MATERIALS AND METHODS

Tumor specimens and clinical data collection

The study was approved by The Clinical Research Ethics Committee of Fudan University Shanghai Cancer Center and Shanghai Eastern Hepatobiliary Surgery Hospital and was carried out with consent from all patients. We analyzed 13 cases of surgically resected LELCC from the files of Department of Pathology, Fudan University Shanghai Cancer Center and Shanghai Eastern Hepatobiliary Surgery Hospital. All the patients had undergone systemic examination to rule out metastatic tumors. Meanwhile, 15 cases of conventional intrahepatic cholangiocarcinoma (bile duct type) were randomly selected for comparison. All the cases were reviewed by two pathologists and the histological diagnoses were confirmed without discrepancy. Clinical findings, including age, gender, tumor location and size, therapy and clinical outcome were obtained from the medical record, pathology report, or discharge summary. The disease-specific survival (DSS) was defined as the length of time between the surgery and death specifically from this cancer.

EBV-encoded RNA in situ hybridization

EBV-encoded RNA (EBER) in situ hybridization was performed with INFORM EBER Probes (a probe used for the detection of early RNA transcript of EBV infection, Catalog number 800-2842, Ventana, Tucson, AZ, USA) and Ventana Medical Systems' ISH iVIEWBlue Detection Kit (Catalog number 800-092, Ventana, Tucson, AZ, USA) on 4 μm-thick formalin-fixed, paraffin-embedded sections. The reaction was detected using Ventana Medical Systems' Red CounterstainII (Catalog number 780-2218, Ventana, Tucson, AZ, USA). A case of EBV+ nasopharyngeal carcinoma (NPC) was used as a positive control.

Immunohistochemical staining and evaluation

Immunohistochemical study was performed on 4 μm-thick formalin-fixed, paraffin-embedded sections with an automated immunohistochemical stainer (Ventana, Tucson, AZ, USA).
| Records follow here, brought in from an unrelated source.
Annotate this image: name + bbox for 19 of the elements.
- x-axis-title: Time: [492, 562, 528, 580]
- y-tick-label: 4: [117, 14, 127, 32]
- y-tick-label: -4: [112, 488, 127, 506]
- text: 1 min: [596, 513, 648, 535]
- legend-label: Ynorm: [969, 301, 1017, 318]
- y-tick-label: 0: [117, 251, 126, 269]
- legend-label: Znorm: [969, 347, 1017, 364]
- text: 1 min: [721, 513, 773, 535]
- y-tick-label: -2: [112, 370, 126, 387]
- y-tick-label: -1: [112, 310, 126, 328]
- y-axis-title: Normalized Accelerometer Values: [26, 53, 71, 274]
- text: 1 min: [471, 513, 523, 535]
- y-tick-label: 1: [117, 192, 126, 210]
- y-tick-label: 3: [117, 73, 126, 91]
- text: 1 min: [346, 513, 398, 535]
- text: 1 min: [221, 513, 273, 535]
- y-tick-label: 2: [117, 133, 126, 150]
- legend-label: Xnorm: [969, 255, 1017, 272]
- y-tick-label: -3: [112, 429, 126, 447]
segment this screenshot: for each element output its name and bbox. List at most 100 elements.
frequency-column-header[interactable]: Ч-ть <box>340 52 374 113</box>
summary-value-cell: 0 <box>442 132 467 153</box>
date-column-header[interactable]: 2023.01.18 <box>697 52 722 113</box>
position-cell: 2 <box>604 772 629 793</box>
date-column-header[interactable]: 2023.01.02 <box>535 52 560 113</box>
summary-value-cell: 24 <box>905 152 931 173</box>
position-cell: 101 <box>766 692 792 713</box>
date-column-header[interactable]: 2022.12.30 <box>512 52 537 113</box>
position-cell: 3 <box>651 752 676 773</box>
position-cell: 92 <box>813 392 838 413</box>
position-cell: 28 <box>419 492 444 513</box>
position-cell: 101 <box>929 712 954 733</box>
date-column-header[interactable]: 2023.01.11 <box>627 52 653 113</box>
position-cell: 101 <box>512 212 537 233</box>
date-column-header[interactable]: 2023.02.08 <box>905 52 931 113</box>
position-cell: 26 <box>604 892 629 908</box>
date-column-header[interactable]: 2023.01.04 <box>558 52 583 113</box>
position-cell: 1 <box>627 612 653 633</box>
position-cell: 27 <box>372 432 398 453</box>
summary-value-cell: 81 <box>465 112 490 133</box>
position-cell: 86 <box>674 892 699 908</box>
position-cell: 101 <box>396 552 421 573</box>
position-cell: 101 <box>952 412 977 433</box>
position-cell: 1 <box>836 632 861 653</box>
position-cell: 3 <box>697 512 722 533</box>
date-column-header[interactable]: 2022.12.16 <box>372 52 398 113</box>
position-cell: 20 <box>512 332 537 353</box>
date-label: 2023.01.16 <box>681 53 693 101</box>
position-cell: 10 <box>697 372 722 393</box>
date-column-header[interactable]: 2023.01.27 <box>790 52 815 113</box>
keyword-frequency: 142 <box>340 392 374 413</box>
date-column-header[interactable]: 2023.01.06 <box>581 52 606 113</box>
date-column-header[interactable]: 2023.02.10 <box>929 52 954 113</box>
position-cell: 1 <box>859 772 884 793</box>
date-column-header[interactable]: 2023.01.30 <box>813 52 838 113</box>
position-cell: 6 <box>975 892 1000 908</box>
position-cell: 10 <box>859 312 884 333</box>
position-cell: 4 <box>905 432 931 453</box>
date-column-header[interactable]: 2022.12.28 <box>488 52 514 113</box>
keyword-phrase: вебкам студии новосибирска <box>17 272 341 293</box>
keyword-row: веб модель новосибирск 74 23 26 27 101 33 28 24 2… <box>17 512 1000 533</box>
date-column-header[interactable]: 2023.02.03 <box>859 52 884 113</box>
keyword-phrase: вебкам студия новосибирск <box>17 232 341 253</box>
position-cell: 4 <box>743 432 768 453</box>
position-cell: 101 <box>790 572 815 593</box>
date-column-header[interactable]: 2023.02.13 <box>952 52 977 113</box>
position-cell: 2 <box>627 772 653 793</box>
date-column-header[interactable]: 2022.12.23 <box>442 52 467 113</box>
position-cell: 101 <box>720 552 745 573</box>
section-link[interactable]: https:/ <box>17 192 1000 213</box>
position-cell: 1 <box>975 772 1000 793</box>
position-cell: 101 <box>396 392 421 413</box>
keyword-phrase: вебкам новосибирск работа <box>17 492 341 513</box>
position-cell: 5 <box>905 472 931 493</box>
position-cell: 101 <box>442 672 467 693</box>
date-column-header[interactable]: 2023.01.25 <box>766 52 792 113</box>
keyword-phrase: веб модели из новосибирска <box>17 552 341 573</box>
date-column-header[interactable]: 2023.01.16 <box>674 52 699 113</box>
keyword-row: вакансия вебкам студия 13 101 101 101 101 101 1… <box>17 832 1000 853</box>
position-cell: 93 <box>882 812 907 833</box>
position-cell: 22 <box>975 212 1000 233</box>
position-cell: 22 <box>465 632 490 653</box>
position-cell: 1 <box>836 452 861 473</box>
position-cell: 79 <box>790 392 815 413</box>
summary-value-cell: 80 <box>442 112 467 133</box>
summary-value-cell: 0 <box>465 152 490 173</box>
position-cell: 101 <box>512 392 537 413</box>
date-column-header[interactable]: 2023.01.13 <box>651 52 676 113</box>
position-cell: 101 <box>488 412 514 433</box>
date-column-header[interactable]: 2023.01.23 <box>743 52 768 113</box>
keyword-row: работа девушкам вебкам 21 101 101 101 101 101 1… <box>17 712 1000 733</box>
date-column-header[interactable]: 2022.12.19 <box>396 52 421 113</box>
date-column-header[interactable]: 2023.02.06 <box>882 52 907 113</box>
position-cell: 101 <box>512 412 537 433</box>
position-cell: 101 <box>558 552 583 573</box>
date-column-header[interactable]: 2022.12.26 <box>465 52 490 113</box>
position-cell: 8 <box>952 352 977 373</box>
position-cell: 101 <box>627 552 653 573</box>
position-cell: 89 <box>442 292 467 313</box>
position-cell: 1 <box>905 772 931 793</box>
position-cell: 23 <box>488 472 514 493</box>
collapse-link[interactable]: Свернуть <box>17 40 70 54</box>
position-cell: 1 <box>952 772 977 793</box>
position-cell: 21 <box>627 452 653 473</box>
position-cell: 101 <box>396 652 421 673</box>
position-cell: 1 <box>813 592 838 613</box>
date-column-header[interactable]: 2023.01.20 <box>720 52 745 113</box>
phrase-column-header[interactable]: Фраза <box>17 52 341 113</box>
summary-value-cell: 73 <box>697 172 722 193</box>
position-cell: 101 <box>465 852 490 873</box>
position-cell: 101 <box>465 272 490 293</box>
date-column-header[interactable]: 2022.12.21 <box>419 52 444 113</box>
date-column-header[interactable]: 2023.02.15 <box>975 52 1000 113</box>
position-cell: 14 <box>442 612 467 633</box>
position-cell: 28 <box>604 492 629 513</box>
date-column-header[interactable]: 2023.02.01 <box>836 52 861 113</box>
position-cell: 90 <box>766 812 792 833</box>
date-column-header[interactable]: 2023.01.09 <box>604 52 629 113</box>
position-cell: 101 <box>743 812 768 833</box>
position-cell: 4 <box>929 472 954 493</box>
The primary antibodies used in the study included anti-hepatocyte paraffin (HepPar)-1 (Clone OCH1E5, Dako A/S, Denmark), anti-cytokeratin 7 (CK7) (Clone OV-TL 12/30, Dako A/S, Denmark), anti-cytokeratin 19 (CK19) (Clone RCK108, Dako A/S, Denmark) and anti-PD-L1 (Clone SP263, Ventana, Tucson, AZ, USA). Omission of primary antibody and substitution by non-specific immunoglobulins were used as negative controls. The appropriate specificity and sensitivity of the antibody against PD-L1 staining was determined using human placenta as a positive control. Appropriate positive controls were run concurrently for all antibodies tested. Marker stains were coded as positive (staining in more than 5% of cells) or negative (staining in less than 5% of cells). PD-L1 expression showed membranous staining and/or cytoplasmic staining and was divided into weak (scored as 1), moderate (scored as 2) and strong (scored as 3) based on staining intensity. The proportion of immunostained cells was evaluated for tumor cell and tumor-infiltrating immune cells. Patients with at least 5% or greater PD-L1 staining of tumor cells or immune cells were considered positive. At this threshold, PD-L1 expression correlates with response to anti-PD-L1 immunotherapy [43].

Statistical analysis

Fisher's test was used to test differences between groups. The difference in survival between groups was assessed by the Kaplan-Meier method. Differences were considered significant at P < 0.05. SPSS (Chicago, IL, USA) version18.0 was used to analyze all data.